Periodic Reporting for period 1 - RecInRep (Beyond double-strand break repair: specific mechanisms of homologous recombination at stressed replication forks.)
Reporting period: 2016-04-01 to 2018-03-31
Besides the well-established role of HR factors in classical double-strand breaks (DSB) repair, a growing body of literature has recently pointed towards a more penetrant, clinically-relevant role in managing DNA replication stress. By using an integrated, multidisciplinary experimental strategy, combining microscopy-based high-throughput screenings with single-molecule and biochemical approaches, this project has been conceived to mechanistically dissect the role of HR during replication stress, besides its well-characterised function in DSB repair, and to identify new HR factors specifically involved in this process.
This project has significantly helped to define the molecular basis of cancers harbouring HR-defective genetic background, but it also provides the groundwork for the identification of new targets to be exploited to selectively kill cancer cells or to overcome their acquired resistance to common chemotherapeutic strategies.

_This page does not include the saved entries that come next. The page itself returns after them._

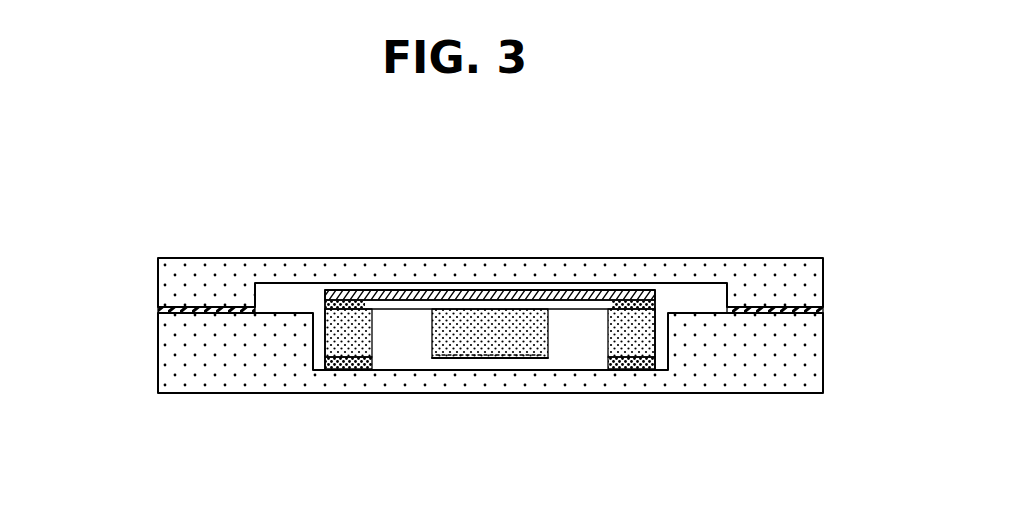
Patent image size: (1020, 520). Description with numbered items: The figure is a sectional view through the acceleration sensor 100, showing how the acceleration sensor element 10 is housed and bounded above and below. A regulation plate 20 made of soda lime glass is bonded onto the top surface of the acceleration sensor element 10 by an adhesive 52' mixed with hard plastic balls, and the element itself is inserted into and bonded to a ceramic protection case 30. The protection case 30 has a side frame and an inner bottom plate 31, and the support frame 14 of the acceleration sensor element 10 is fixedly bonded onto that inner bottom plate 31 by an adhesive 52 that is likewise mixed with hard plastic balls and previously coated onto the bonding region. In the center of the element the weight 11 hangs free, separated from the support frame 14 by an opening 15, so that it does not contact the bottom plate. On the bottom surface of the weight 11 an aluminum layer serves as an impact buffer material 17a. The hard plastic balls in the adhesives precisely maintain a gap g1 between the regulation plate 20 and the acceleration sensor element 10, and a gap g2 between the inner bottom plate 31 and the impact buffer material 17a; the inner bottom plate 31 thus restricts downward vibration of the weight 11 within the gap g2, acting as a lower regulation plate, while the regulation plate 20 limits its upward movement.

The acceleration sensor 100 is at (168, 152).
The acceleration sensor element 10 is at (325, 332).
The weight 11 is at (477, 330).
The support frame 14 is at (340, 364).
The cavity between die pillar and diaphragm 15 is at (392, 315).
The impact buffer material 17a is at (492, 360).
The regulation plate 20 is at (428, 294).
The protection case 30 is at (193, 368).
The inner bottom plate 31 is at (430, 370).
The adhesive 52 is at (625, 416).
The adhesive 52' is at (501, 258).
The gap g1 is at (519, 336).
The gap g2 is at (519, 336).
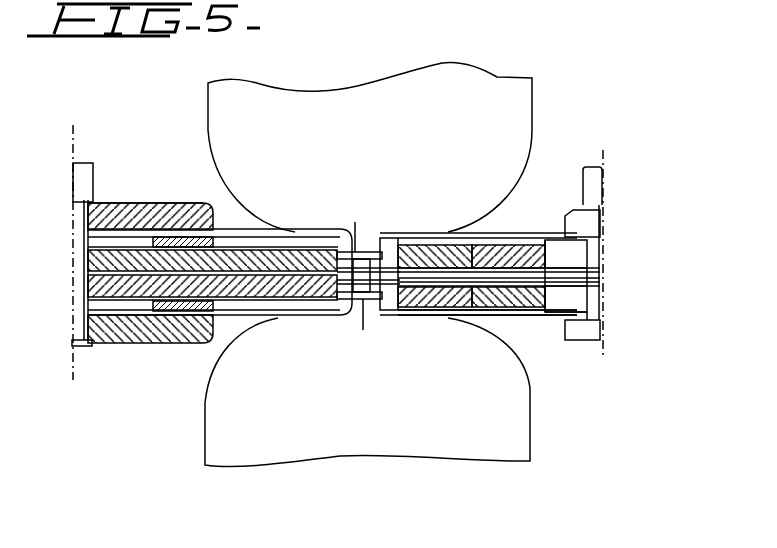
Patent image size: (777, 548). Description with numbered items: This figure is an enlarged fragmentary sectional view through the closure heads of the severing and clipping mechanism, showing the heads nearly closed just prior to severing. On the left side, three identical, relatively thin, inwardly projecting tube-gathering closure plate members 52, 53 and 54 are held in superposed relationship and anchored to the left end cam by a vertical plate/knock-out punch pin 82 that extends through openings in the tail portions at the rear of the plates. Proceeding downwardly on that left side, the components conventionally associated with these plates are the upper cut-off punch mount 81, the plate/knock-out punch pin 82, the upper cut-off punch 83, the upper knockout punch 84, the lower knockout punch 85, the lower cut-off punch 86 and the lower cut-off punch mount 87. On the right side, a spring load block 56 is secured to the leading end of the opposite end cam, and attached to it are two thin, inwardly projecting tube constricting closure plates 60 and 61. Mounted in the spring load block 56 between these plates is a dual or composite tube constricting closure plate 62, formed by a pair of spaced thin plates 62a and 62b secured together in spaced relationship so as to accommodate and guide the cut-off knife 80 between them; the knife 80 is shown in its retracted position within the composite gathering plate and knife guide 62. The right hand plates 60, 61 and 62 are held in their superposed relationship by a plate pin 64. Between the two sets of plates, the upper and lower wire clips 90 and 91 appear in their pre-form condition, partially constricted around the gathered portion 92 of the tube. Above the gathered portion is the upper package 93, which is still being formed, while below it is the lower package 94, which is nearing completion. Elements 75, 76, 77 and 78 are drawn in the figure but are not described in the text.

The tube-gathering closure plate member 52 is at (198, 212).
The tube-gathering closure plate member 53 is at (146, 267).
The tube-gathering closure plate member 54 is at (242, 318).
The spring load block 56 is at (582, 350).
The tube constricting closure plate 60 is at (519, 241).
The tube constricting closure plate 61 is at (517, 325).
The composite tube constricting closure plate 62 is at (599, 268).
The thin plate 62a is at (562, 266).
The thin plate 62b is at (556, 284).
The plate pin 64 is at (604, 165).
The insulator block 75 is at (448, 243).
The upper clamp 76 is at (568, 237).
The lower sleeve 77 is at (457, 322).
The lower clamp 78 is at (582, 341).
The cut-off knife 80 is at (552, 305).
The upper cut-off punch mount 81 is at (138, 200).
The plate/knock-out punch pin 82 is at (80, 158).
The upper cut-off punch 83 is at (108, 221).
The upper knockout punch 84 is at (102, 240).
The lower knockout punch 85 is at (224, 305).
The lower cut-off punch 86 is at (178, 318).
The lower cut-off punch mount 87 is at (84, 345).
The upper wire clip 90 is at (356, 250).
The lower wire clip 91 is at (358, 300).
The gathered portion 92 is at (374, 300).
The upper package 93 is at (492, 80).
The lower package 94 is at (512, 462).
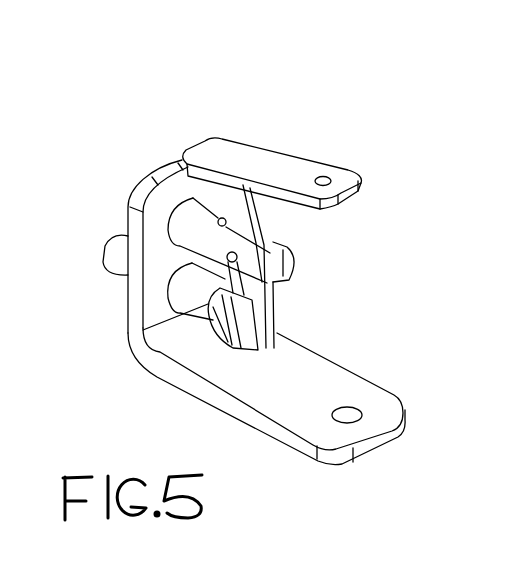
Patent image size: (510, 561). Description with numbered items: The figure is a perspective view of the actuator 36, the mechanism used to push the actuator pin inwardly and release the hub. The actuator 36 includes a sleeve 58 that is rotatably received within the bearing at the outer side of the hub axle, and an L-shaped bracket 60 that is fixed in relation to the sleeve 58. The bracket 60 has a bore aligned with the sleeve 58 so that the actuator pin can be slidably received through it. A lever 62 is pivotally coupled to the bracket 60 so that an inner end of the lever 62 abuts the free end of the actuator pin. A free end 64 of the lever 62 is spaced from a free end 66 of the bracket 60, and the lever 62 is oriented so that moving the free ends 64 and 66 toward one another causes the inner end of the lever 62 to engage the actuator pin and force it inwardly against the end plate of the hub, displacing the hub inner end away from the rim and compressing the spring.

The actuator 36 is at (140, 122).
The sleeve 58 is at (112, 280).
The L-shaped bracket 60 is at (165, 337).
The lever 62 is at (270, 141).
The free end of the lever 64 is at (331, 177).
The free end of the bracket 66 is at (387, 450).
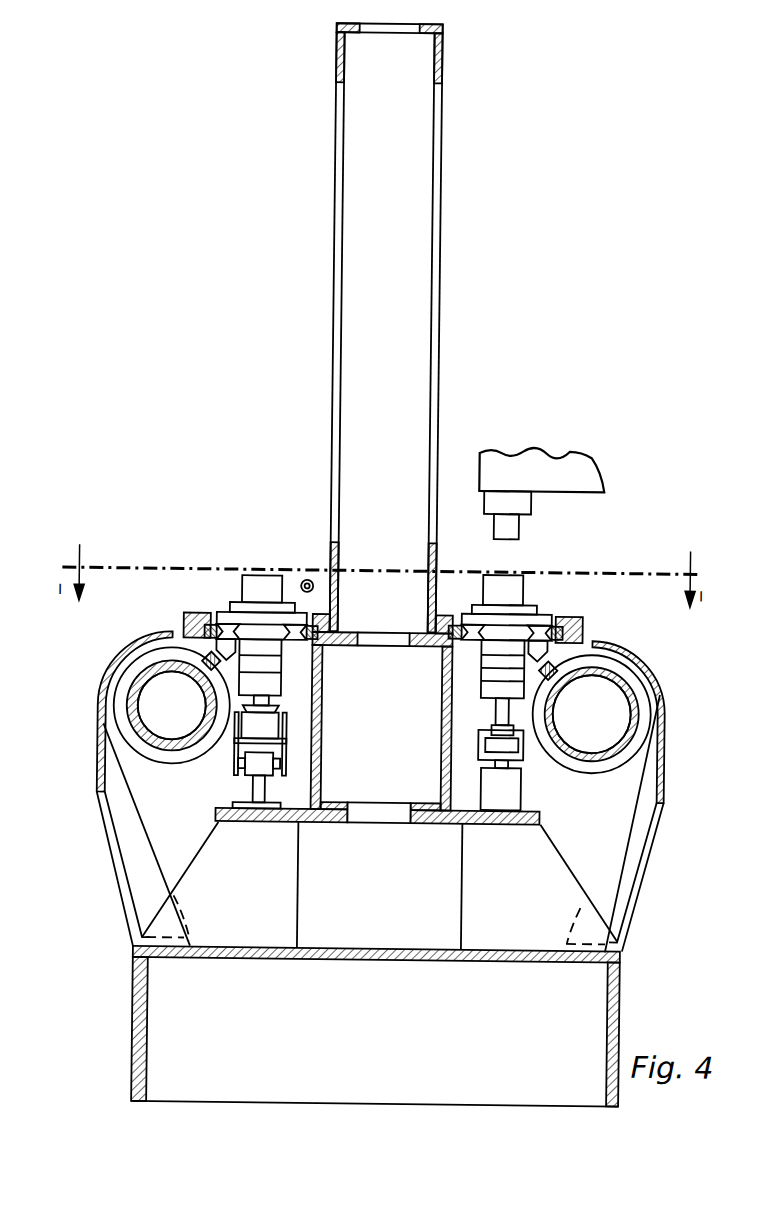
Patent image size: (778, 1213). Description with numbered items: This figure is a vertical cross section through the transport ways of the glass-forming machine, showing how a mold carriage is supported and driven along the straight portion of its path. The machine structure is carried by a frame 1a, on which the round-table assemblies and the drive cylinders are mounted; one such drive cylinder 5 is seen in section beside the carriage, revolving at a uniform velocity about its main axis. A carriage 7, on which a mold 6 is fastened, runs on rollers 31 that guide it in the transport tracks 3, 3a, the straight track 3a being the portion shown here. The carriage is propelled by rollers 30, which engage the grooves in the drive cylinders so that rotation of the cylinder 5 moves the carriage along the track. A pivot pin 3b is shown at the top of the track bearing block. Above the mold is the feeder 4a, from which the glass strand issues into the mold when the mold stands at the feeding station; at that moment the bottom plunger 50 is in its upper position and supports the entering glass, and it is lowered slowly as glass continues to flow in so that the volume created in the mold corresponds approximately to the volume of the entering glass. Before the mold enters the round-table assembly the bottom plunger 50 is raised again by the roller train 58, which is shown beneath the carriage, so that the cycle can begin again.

The frame 1a is at (333, 52).
The transport track 3 is at (318, 627).
The straight track 3a is at (440, 614).
The pivot pin 3b is at (306, 581).
The feeder 4a is at (560, 462).
The drive cylinder 5 is at (630, 710).
The mold 6 is at (504, 592).
The carriage 7 is at (507, 628).
The roller 30 is at (207, 670).
The roller 31 is at (230, 633).
The bottom plunger 50 is at (268, 708).
The roller train 58 is at (238, 746).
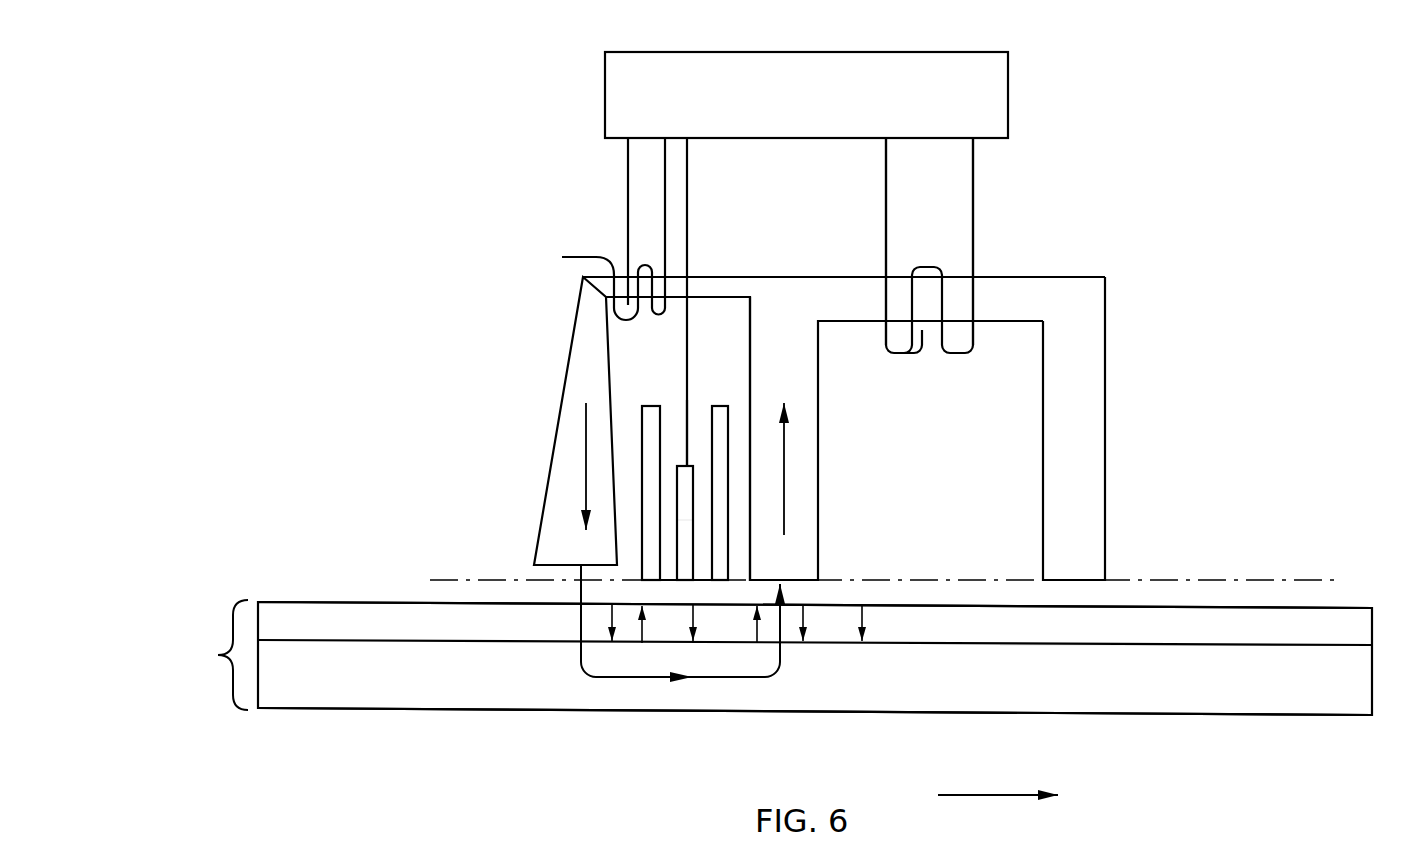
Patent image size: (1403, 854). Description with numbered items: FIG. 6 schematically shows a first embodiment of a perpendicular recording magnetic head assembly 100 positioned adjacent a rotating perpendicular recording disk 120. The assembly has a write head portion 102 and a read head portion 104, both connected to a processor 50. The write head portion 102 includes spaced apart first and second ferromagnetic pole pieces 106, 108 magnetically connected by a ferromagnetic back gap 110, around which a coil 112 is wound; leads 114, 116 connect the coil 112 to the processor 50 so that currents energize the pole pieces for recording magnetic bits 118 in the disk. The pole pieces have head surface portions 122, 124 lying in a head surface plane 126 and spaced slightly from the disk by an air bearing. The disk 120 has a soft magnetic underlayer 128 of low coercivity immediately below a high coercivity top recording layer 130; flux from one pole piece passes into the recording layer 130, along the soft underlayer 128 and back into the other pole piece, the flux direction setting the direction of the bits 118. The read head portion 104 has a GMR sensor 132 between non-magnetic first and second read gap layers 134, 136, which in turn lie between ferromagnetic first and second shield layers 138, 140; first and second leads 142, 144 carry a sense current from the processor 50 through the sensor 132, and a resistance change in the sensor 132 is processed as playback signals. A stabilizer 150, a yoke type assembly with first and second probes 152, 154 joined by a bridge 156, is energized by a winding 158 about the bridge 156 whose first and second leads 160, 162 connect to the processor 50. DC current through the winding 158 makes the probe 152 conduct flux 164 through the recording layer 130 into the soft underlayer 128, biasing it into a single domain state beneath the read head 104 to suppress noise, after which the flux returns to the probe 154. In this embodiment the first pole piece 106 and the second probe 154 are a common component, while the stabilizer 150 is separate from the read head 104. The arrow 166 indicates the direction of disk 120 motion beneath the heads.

The processor 50 is at (911, 107).
The perpendicular recording magnetic head assembly 100 is at (1094, 168).
The write head portion 102 is at (929, 268).
The read head portion 104 is at (708, 388).
The first ferromagnetic pole piece 106 is at (798, 537).
The second ferromagnetic pole piece 108 is at (1090, 420).
The ferromagnetic back gap 110 is at (1005, 297).
The coil 112 is at (917, 342).
The lead 114 is at (886, 195).
The lead 116 is at (973, 170).
The magnetic bits 118 is at (858, 618).
The perpendicular recording disk 120 is at (1214, 604).
The head surface portion 122 is at (763, 581).
The head surface portion 124 is at (1073, 583).
The head surface plane 126 is at (1297, 582).
The soft magnetic underlayer 128 is at (917, 695).
The top recording layer 130 is at (915, 620).
The sensor 132 is at (680, 487).
The first read gap layer 134 is at (667, 527).
The second read gap layer 136 is at (700, 546).
The first shield layer 138 is at (645, 418).
The second shield layer 140 is at (718, 448).
The first lead 142 is at (572, 302).
The second lead 144 is at (687, 347).
The stabilizer 150 is at (708, 272).
The first probe 152 is at (583, 368).
The second probe 154 is at (802, 447).
The bridge 156 is at (735, 290).
The winding 158 is at (595, 282).
The first lead 160 is at (628, 170).
The second lead 162 is at (665, 212).
The flux 164 is at (625, 677).
The arrow 166 is at (970, 795).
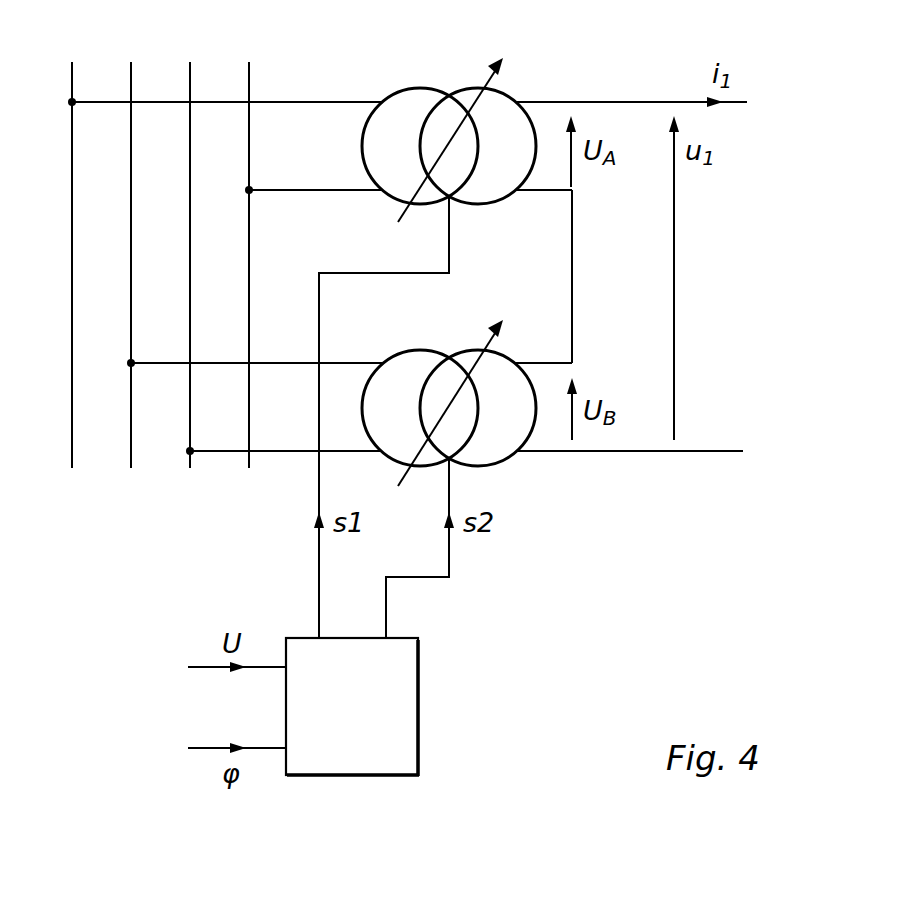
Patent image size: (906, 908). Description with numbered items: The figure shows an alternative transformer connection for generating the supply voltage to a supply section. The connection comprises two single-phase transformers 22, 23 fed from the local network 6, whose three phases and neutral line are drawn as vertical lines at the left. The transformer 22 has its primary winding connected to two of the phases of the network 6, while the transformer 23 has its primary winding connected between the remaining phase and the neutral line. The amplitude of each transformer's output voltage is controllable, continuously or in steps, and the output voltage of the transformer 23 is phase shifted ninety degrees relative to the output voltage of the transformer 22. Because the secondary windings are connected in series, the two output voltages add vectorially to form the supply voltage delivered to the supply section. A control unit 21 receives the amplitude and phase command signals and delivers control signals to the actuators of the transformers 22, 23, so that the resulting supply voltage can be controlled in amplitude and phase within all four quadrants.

The local network 6 is at (260, 484).
The control unit 21 is at (400, 703).
The single-phase transformer 22 is at (493, 468).
The single-phase transformer 23 is at (429, 86).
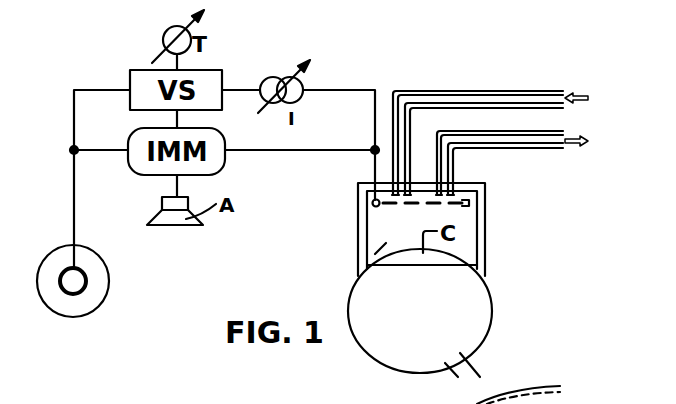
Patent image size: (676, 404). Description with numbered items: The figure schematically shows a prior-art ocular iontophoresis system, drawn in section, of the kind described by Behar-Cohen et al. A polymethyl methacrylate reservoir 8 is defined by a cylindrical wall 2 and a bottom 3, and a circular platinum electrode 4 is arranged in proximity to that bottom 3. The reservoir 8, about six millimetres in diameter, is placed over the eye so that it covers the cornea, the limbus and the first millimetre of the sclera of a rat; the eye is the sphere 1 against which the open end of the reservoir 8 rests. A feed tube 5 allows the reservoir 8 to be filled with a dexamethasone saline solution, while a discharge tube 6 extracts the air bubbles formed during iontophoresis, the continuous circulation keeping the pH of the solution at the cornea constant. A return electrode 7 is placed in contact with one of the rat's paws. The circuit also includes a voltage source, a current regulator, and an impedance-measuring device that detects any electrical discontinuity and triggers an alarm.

The ball / object under measurement 1 is at (498, 334).
The cylindrical wall 2 is at (467, 242).
The bottom 3 is at (468, 183).
The circular platinum electrode 4 is at (387, 207).
The feed tube 5 is at (513, 89).
The discharge tube 6 is at (527, 150).
The return electrode 7 is at (110, 283).
The reservoir 8 is at (367, 260).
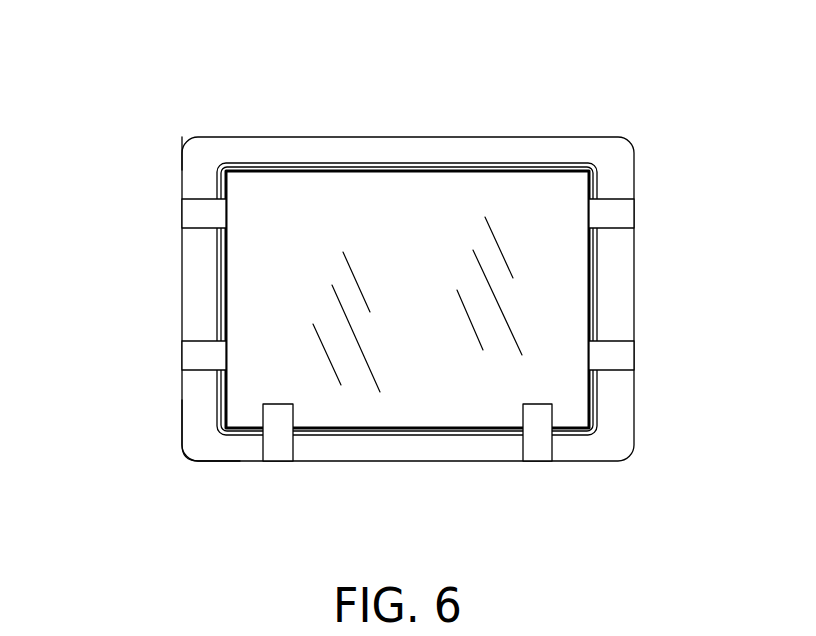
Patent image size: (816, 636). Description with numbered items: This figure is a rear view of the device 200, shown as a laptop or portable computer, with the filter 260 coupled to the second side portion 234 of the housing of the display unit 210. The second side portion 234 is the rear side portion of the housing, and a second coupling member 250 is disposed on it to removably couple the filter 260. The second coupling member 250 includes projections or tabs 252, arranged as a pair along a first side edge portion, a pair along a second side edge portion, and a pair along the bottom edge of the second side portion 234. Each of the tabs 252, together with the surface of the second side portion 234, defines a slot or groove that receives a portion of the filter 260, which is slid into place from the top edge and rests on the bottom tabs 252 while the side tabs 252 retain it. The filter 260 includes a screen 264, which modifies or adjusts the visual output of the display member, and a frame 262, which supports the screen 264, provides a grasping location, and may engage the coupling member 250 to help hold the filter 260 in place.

The device 200 is at (182, 110).
The display unit 210 is at (298, 138).
The second side portion 234 is at (515, 153).
The second coupling member 250 is at (176, 484).
The projections or tabs 252 is at (197, 215).
The filter 260 is at (572, 279).
The frame 262 is at (598, 307).
The screen 264 is at (565, 407).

The main goal of the project has been to mechanistically dissect the roles of RAD51 and other HR factors in fork remodelling and to identify new HR factors specifically involved in the response to replication stress, beyond their role in DSB repair. In the first part of the project I have implemented and carried out a microscopy-based, high-content siRNA genetic screen aimed at identifying replication-associated factors that positively or negatively control RAD51 foci formation upon mild treatment of genotoxic agents, which stall the replicative process without triggering detectable DSB. The multicolor imaging strategy of the genetic screen has been designed to monitor several different parameters, besides the main read-out, such as cell cycle, proliferation and DSB effects associated with each specific genetic manipulation, thus providing a high load of information and allowing us a stringent result analysis. Factors whose depletion decrease or increase RAD51 foci formation by at least two siRNAs were respectively classified by the relative Z-score as positive (Z-score <1.5) or negative (Z-score >1.5) regulators and selected for further analysis. By a combination of secondary, microscopy-based screens using other replication stress-associated read-outs, validation experiments by additional siRNAs and rescue experiments and single-molecule DNA fiber assay, the most interesting factors displaying direct involvement in HR-mediated replicative stress response were selected and characterized with more specialized techniques during the second part of the project. In particular, Electron Microscopy (EM) visualization of replication intermediates extracted from actively proliferating cells has been used to monitor fork remodelling and protection events and draw a mechanistic model for the molecular role of the newly identified factors in RAD51- and BRCA2-mediated replication fork and genome stability maintenance.